Oversampling with replacement
Oversampling with replacement can be done by just duplicating minority examples from the original data set to match the number of cases in the majority class. The problem is that this approach doesn’t provide any new information to the model during training, and thus it doesn’t necessarily lead to a better generalization.
The idea of synthetic oversampling comes from the fact that for a model it could be easier to particularize than generalize. Thus, a simpler generative model can be built to provide the necessary diversity for a more complex classifying model.
The main challenge in synthetic oversampling methods is that even though a safe area can be detected inside the minority class region with no majority samples in it, too many new cases there can actually decrease the model’s accuracy for borderline cases. The model is not going to receive enough loss from the borderline cases, and thus it will be less accurate in classifying them. It is the opposite of our goal.
Adding just borderline cases with some randomization can also be tricky as random noise can swap an example’s label according to some classifiers such as k nearest neighbors. Even though it cannot make an image of a cat to look like a more rare iguana, random noise can easily make a borderline-sick patient look borderline-healthy in the doctor’s eyes.
One of the successful approaches in synthetic oversampling is called SMOTE⁵ (Synthetic Minority Over-sampling Technique), where new samples are generated along the lines inside k nearest neighbors clusters. SMOTE shows improved results for medical diagnosis in several studies, for example, diagnosing diabetes⁶ and cancer⁷.
SMOTE implementation⁸ is available in Python⁹ and it even allows combining¹⁰ synthetic oversampling with undersampling for better results.
Here’s the same Bacteriuria data set as above but after applying SMOTE to it:
Red cluster boundaries are reinforced now and during the training, a model is going to receive enough loss from borderline red cases leading to a better generalization.

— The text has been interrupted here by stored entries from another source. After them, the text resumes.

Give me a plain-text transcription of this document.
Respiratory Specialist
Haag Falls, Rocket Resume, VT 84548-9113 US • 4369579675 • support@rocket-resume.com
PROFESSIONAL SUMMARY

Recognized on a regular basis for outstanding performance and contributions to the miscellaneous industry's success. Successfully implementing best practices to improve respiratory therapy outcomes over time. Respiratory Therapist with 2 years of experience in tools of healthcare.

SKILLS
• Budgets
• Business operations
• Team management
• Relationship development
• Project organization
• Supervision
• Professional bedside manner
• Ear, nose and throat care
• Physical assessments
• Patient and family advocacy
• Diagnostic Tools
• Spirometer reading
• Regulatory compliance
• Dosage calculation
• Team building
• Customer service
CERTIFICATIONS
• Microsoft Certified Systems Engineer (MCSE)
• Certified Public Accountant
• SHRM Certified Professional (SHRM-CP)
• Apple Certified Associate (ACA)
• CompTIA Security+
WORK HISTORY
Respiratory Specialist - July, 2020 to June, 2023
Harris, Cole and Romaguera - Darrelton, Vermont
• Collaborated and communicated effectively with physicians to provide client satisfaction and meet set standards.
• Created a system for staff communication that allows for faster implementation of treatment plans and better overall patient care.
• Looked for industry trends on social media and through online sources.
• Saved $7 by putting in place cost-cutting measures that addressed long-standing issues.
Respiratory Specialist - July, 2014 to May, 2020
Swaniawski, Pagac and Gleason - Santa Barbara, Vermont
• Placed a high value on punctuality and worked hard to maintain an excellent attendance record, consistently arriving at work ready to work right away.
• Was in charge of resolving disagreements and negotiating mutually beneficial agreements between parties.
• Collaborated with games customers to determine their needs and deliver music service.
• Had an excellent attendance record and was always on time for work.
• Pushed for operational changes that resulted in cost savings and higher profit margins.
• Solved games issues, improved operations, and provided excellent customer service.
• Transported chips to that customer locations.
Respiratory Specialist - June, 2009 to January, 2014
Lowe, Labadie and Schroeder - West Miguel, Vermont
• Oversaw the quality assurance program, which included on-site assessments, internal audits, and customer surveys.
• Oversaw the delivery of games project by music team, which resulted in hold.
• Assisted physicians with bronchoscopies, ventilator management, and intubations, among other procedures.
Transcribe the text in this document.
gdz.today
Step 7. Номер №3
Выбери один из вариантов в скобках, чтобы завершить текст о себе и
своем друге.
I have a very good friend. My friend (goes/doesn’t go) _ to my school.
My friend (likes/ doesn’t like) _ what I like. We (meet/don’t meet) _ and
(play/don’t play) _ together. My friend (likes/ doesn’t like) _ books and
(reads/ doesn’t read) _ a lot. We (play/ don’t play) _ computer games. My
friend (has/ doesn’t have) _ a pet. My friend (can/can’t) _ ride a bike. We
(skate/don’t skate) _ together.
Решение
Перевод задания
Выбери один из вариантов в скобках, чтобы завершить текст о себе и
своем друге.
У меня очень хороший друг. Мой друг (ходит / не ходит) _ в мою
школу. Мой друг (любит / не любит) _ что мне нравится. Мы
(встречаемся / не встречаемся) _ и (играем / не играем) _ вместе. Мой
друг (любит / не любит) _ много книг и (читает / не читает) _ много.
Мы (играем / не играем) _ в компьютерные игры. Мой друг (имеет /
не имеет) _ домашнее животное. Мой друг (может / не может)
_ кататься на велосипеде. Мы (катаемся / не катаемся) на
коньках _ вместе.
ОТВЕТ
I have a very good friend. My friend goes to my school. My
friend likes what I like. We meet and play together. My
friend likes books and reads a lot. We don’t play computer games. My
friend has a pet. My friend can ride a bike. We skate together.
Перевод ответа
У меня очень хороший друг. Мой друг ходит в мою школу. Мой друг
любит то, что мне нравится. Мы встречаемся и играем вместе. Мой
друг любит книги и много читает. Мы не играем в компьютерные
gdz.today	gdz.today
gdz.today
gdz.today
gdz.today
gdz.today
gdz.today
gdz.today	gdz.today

The neural network described above and trained on the data set with SMOTE samples reports a less optimistic accuracy value of 0.87 (previously 0.92) but a much better recall value of 0.75 (previously 0.60).
Another approach called Deep SMOTE¹¹ claims to improve SMOTE performance in terms of precision, F₁, and AUC by using a deep neural network for generating synthetic samples.
Imbalanced Classification is an important problem that needs to be addressed in Medical Diagnosis studies. Fortunately, the problem is well studied, and various successful methods are proposed and implemented to address it based on data interpolation, as well as deep learning.
¹ Nathalie Japkowicz; The Class Imbalance Problem: Significance and Strategies; 2000
² Matthias Kohl; Performance Measures in Binary Classification; 2012.
³ Ivan Tomek; Two Modifications of CNN; 1976.
⁴ Miroslav Kubat, Stan Matwin; Addressing the Curse of Imbalanced Training Sets: One Sided Selection. In Proceedings of the Fourteenth International Conference on Machine Learning, pp. 179–186; 1997.
⁵ Nitesh V. Chawla, Kevin W. Bowyer, Lawrence O. Hall, W. Philip Kegelmeyer; SMOTE: Synthetic Minority Over-sampling Technique. 2002
⁶ Manal Alghamdi, Mouaz Al-Mallah, Steven Keteyian, Clinton Brawner, Jonathan Ehrman, Sherif Sakr; Predicting diabetes mellitus using SMOTE and ensemble machine learning approach: The Henry Ford ExercIse Testing (FIT) project. 2017
⁷ Sara Fotouhi, Shahrokh Asadi, Michael W Kattan; A Comprehensive Data Level Analysis for Cancer Diagnosis on Imbalanced Data; 2019.
⁸ Jason Brownlee; SMOTE for Imbalanced Classification with Python; 2020.
¹⁰ Jason Brownlee; How to Combine Oversampling and Undersampling for Imbalanced Classification; 2020.
¹¹ Hadi Mansourifar, Weidong Shi; Deep Synthetic Minority Over-Sampling Technique; 2020.